1. Log onto a different server (one with free RDC connections) on the same network and domain as the blocked server. Open up Terminal Services Manager, navigate to the blocked server, open up the list of connected users, right-click a victim (preferably a long-idle one) and Log Out and Disconnect them. Wait up to 30 seconds, and they should drop off. Now you can connect to that server and fix that bug you accidentally migrated. :)
2. If the above solution doesn't work, you can actually RDC to the console session (i.e. as if you were sitting at the PC's keyboard), which can act as a third RDC connection independent of the two main RDC connections. To do this:
   • Open on a command prompt (Start->Run->"cmd").
     
   • Enter "mstsc /v:<servername> /console" and hit Enter. <servername> should be replaced by the machine name of the server you're connecting to.
   • You should see a familiar RDC console window come up & be able to log in. Note that if someone else is logged in at the console, either
     • If you're an Administrator, you'll have the opportunity to kick them off.
     • If you're not an Administrator, you're out of luck on the console session.

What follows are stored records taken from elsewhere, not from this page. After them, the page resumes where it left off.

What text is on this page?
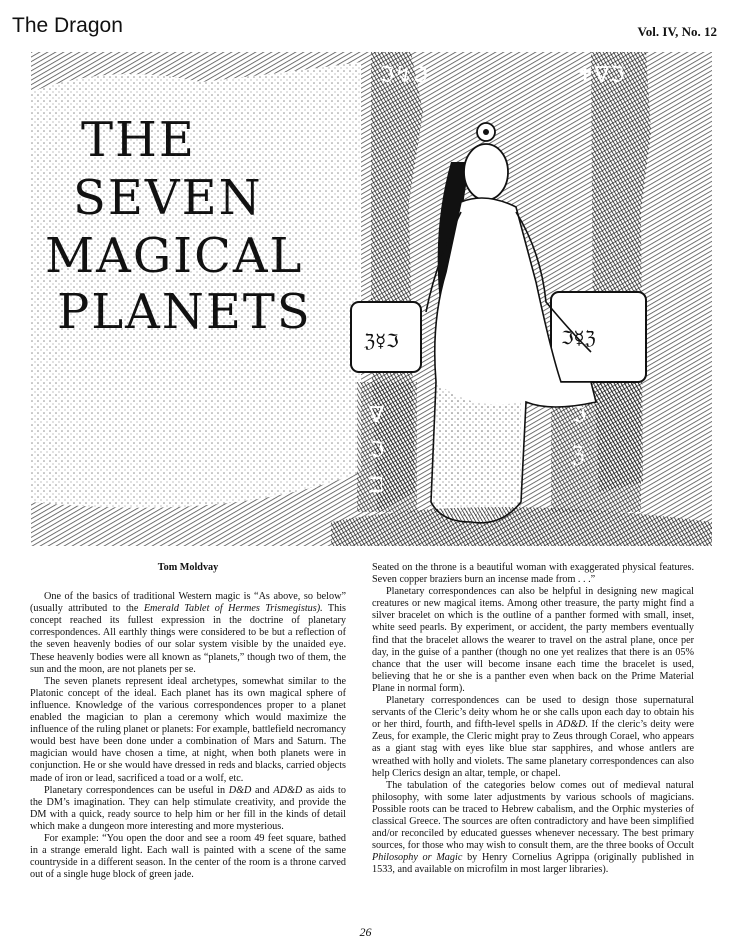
The Dragon	Vol. IV, No. 12
ℑ↯ℑ	✝∇ℑ
ℨ☿ℑ	ℑ☿ℨ
∇
ℑ
ℶ
ℑ
ℨ
THE
SEVEN
MAGICAL
PLANETS

Tom Moldvay

One of the basics of traditional Western magic is “As above, so below” (usually attributed to the Emerald Tablet of Hermes Trismegistus). This concept reached its fullest expression in the doctrine of planetary correspondences. All earthly things were considered to be but a reflection of the seven heavenly bodies of our solar system visible by the unaided eye. These heavenly bodies were all known as “planets,” though two of them, the sun and the moon, are not planets per se.

The seven planets represent ideal archetypes, somewhat similar to the Platonic concept of the ideal. Each planet has its own magical sphere of influence. Knowledge of the various correspondences proper to a planet enabled the magician to plan a ceremony which would maximize the influence of the ruling planet or planets: For example, battlefield necromancy would best have been done under a combination of Mars and Saturn. The magician would have chosen a time, at night, when both planets were in conjunction. He or she would have dressed in reds and blacks, carried objects made of iron or lead, sacrificed a toad or a wolf, etc.

Planetary correspondences can be useful in D&D and AD&D as aids to the DM’s imagination. They can help stimulate creativity, and provide the DM with a quick, ready source to help him or her fill in the kinds of detail which make a dungeon more interesting and more mysterious.

For example: “You open the door and see a room 49 feet square, bathed in a strange emerald light. Each wall is painted with a scene of the same countryside in a different season. In the center of the room is a throne carved out of a single huge block of green jade.

Seated on the throne is a beautiful woman with exaggerated physical features. Seven copper braziers burn an incense made from . . .”

Planetary correspondences can also be helpful in designing new magical creatures or new magical items. Among other treasure, the party might find a silver bracelet on which is the outline of a panther formed with small, inset, white seed pearls. By experiment, or accident, the party members eventually find that the bracelet allows the wearer to travel on the astral plane, once per day, in the guise of a panther (though no one yet realizes that there is an 05% chance that the user will become insane each time the bracelet is used, believing that he or she is a panther even when back on the Prime Material Plane in normal form).

Planetary correspondences can be used to design those supernatural servants of the Cleric’s deity whom he or she calls upon each day to obtain his or her third, fourth, and fifth-level spells in AD&D. If the cleric’s deity were Zeus, for example, the Cleric might pray to Zeus through Corael, who appears as a giant stag with eyes like blue star sapphires, and whose antlers are wreathed with holly and violets. The same planetary correspondences can also help Clerics design an altar, temple, or chapel.

The tabulation of the categories below comes out of medieval natural philosophy, with some later adjustments by various schools of magicians. Possible roots can be traced to Hebrew cabalism, and the Orphic mysteries of classical Greece. The sources are often contradictory and have been simplified and/or reconciled by educated guesses whenever necessary. The best primary sources, for those who may wish to consult them, are the three books of Occult Philosophy or Magic by Henry Cornelius Agrippa (originally published in 1533, and available on microfilm in most larger libraries).

26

But at least you tried.

Hopefully the above will help provide a workaround for the 2-connection RDC limit on busy boxes.

Slashdot has an interesting blurb on running Windows 2000 on old, crappy machines. The original information is very helpful for getting rid of any performance-draining services & effects. BlackViper is also a resource for stripping OS settings down to the bare minimum for optional performance.

One big reason for running Windows 2000 on old hardware is so you can make use of otherwise "junk" boxes. Use them as file servers, web servers, test machines, internet terminals, etc.